Omitted variable bias. True model: \(Y=X_1\beta_1+X_2\beta_2+u_T\), estimated model: \(Y=X_1\beta_1+u_E\). Then

\[\mathbb{E}(\hat{\beta}_{1}|X)\equiv\beta_1+\beta_2\frac{\text{Cov}(X,\text{Omitted})}{\text{Var}(X)}\]

Suppose a randomly assigned variable \(z\) has a causal effect on \(x\). This variable — the instrument — can serve as a natural experiment.

9.5 Conditions for an Instrument

Relevance (\(z\rightarrow x\)): \(\text{Cor}(z,x)\neq 0\).
Exclusion (\(z\rightarrow x \rightarrow y\), \(z\not\rightarrow y\)): \(\text{Cor}(z,y|x)=0\).
Exogeneity (\(u\not\rightarrow z\)): \(\text{Cor}(z,u)=0\).

Examples from the literature:

\(y\)	\(x\)	Unobservable	Instrument \(z\)
wage	schooling	ability	father’s education
wage	schooling	ability	distance to college
wage	schooling	ability	random military assignment
health	smoking	behavior	tobacco tax
armed conflict	GDP growth	simultaneity	rainfall

9.6 Estimation

Exact Identification (\(k = r = 1\))

Using \(\text{Cov}(z,y)=\beta_1\text{Cov}(z,x)\):

\[\hat{\beta}_{\text{IV}}=\frac{\sum(z_i-\bar{z})(y_i-\bar{y})}{\sum(z_i-\bar{z})(x_i-\bar{x})}\]

As a method-of-moments estimator: \(\hat{\beta}=(z'x)^{-1}(z'y)\).

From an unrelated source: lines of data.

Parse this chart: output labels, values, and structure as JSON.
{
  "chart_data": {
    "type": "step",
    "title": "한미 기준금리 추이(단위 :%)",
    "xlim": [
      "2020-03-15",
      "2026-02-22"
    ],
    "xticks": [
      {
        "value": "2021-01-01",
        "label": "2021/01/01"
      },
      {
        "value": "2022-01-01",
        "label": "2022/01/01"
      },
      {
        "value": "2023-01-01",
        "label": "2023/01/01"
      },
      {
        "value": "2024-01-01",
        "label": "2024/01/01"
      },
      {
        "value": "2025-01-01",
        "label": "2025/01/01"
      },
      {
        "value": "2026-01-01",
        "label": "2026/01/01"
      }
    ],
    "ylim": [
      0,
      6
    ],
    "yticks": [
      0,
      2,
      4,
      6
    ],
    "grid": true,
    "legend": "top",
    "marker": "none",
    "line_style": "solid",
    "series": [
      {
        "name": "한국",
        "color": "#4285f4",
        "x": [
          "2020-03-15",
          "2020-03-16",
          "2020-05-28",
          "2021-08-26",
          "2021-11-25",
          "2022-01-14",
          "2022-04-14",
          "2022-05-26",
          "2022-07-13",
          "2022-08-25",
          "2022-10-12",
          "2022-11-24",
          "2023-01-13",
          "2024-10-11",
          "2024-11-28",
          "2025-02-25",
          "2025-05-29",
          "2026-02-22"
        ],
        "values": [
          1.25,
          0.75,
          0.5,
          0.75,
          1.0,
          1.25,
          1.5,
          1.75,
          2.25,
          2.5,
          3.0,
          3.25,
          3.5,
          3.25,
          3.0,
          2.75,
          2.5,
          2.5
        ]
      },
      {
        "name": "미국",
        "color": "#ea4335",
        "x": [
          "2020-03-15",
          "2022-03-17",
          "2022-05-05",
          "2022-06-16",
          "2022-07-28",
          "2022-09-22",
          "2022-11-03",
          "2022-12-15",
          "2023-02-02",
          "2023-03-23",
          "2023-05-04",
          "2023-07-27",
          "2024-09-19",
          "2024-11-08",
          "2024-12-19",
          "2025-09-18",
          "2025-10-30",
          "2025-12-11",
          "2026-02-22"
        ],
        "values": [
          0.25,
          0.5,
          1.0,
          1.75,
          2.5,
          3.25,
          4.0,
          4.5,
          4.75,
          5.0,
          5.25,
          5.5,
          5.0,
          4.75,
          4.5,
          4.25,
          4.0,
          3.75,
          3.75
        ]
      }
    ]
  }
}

Consistency requires: (i) relevance — \(\text{plim}(z'x/N)\neq 0\); (ii) validity — \(\text{plim}(z'u/N)=0\).

2SLS (Two Stage Least Squares)

First stage — recover the exogenous variation in \(x_1\):

\[x_1=\gamma_1 z+x_2\gamma_2+\epsilon \quad\Rightarrow\quad \hat{x}_1\]

Second stage — estimate the structural equation:

\[y=\hat{x}_1\beta_1 + x_2\beta_2+u \quad\Rightarrow\quad \hat{\beta}_1\]

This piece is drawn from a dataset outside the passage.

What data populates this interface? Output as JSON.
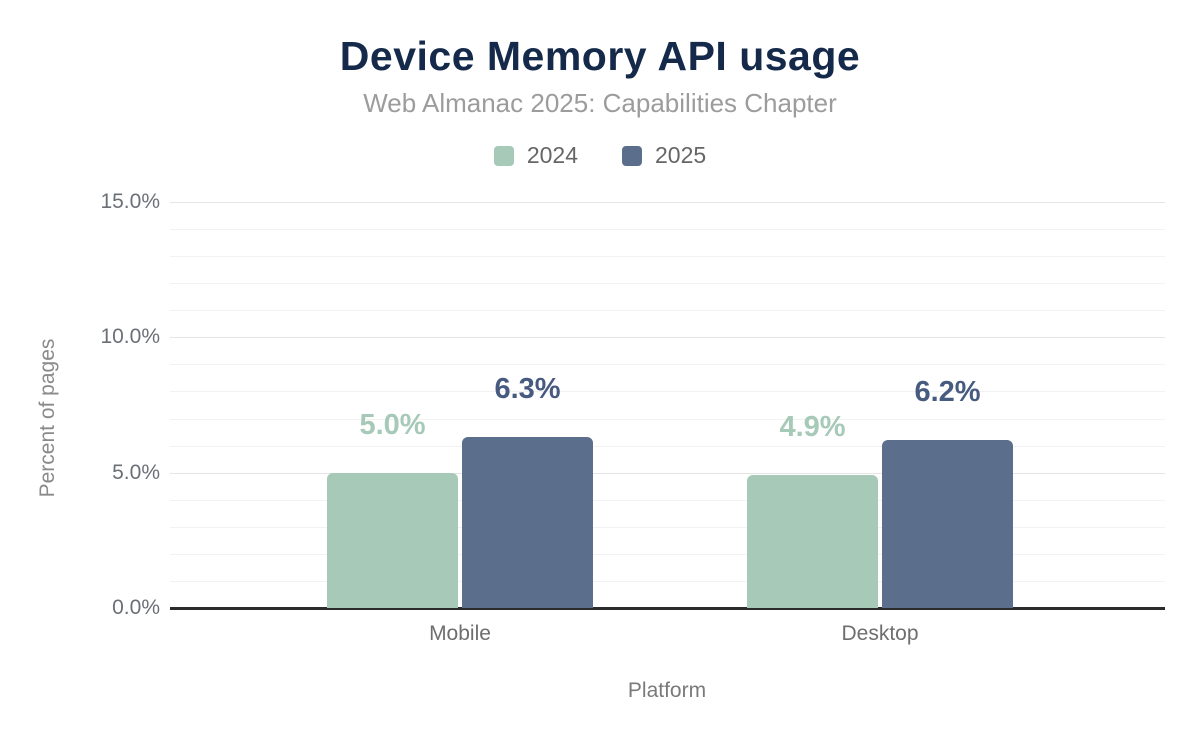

Notes: (1) Standard errors from the second stage must be corrected. (2) Check instrument strength via the first-stage \(F\)-statistic (rule of thumb: \(F > 10\)) or the Kleibergen-Paap Wald \(F\).

IV as GMM

The standard IV estimator (\(k\leq r\)):

\[\hat{\beta}_{\text{IV}}=\left(X'Z(Z'Z)^{-1}Z'X\right)^{-1}\left(X'Z(Z'Z)^{-1}Z'y\right)\]

Asymptotic variance: \(V(\beta)=(1/N)\left(X'Z\mathbb{S}^{-1}Z'X\right)^{-1}\).